All of the recent zipped file campaigns look like the work of last
year's inline-PNG/RTF coder, so we could well be in for more
variants.

Using zips is an interesting delivery mechanism.  Most Windows
versions have easy means to open them, and there's an element of
novelty (even I was almost excited when the first zipped JPEG
arrived - followed by disappointment that it was merely a
"standard" wavy pharm).


Another approach I had been using was a (post-SA) test that
extracts all filenames, and just looks for any specified file
extension(s).

It worked, but that test was designed for malware detection, and
has VERY limited options.  There was no means of restricting it to
a zip containing just one small RTF and no other files, so my
initial rule would have mis-fired on anything with a mix of files.

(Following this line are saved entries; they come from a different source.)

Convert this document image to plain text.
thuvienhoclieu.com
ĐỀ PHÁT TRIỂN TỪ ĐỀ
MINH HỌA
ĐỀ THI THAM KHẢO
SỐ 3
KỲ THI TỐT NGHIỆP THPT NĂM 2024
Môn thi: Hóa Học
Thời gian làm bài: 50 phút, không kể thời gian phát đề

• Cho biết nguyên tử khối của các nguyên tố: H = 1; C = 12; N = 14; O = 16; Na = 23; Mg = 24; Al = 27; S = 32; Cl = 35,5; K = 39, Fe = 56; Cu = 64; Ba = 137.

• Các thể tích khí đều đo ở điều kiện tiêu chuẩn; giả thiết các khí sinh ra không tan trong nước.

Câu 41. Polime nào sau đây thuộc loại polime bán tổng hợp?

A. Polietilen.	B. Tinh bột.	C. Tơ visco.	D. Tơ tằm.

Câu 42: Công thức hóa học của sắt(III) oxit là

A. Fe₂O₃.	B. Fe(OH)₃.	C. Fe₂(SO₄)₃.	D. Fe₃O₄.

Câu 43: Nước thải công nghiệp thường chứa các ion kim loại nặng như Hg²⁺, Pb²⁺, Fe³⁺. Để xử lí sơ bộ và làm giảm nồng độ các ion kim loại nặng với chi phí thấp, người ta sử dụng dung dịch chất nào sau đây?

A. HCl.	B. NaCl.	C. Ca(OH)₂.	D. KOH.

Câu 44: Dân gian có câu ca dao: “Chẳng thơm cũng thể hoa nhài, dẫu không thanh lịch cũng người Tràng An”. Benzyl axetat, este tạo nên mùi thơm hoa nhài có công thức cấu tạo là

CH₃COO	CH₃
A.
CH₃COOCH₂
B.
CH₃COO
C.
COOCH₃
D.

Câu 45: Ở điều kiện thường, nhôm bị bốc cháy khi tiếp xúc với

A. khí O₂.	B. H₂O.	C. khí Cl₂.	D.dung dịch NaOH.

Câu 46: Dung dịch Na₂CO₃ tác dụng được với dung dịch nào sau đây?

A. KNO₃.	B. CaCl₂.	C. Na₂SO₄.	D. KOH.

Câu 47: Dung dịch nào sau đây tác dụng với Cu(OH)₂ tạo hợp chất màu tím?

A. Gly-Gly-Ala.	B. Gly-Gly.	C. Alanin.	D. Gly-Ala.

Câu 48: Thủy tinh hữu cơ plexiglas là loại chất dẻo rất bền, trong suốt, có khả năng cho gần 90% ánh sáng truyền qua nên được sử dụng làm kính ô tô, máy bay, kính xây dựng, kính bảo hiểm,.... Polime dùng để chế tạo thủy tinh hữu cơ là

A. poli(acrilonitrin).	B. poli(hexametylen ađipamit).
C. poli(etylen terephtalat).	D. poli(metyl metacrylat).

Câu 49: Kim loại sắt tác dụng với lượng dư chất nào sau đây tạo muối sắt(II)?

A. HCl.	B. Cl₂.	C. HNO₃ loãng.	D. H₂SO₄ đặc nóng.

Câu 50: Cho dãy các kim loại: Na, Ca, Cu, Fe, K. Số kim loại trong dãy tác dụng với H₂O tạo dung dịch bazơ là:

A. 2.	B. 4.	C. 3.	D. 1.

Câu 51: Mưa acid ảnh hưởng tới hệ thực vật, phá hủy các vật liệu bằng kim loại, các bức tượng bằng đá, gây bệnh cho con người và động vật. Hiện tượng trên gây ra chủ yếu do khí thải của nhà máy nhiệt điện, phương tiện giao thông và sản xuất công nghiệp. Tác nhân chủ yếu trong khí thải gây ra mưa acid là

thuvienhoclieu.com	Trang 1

I finally had my Kaylee Frye moment about two weeks ago, and
(in my post-SA filter (sorry, written in Object Pascal)) wrote a
brand new "Zip Info" module, similar to "Image Info".

I designed it to expose far more info, and wrote the rules module
so I'd have far more control than was currently "necessary".

As I mentioned in a post in January, I had noticed a consistent
value in an Image properties field which I was calculating, but
not (at the time) exporting.
I'm trying to avoid that mental kick moment. :)


SANITY CHECK please!
Here's what I'm currently exporting:

Entire zip:
    - number of files
    - compression ratio (i.e. across ALL files)

Per file:
    - filename
    - compression ratio
    - file date

The only property I'm not currently doing anything with is the
individual file date.  I'm having my endusers log their ham data
for a few weeks, then I'll see if there's anything useful, ham vs
spam wise.  I predict ham will have a rich date range, and spam
will be mostly/entirely recent.  I may add a simple "younger/older
than n days" test, regardless, since when dealing with spammers,
Logic is often NOT the beginning of Wisdom. ;)


Implementing the basic properties extraction was trivial.
Thinking thru how I wanted to handle the rules was more of a
challenge. :)

Figured I'd share where I'm at, and pick the big brains. :)
    - "Chip"

P.S.  I am also seriously considering adding the ability to extract
any specified file as a text or binary stream, with the text stream
defaulting to being fed to a domain extraction module.

It's not unreasonable for somebody to send a legit zipped RTF, so
content scanning would be good.  These spam RTFs in particular are
tiny (low overhead to extract) yet intensely spammy.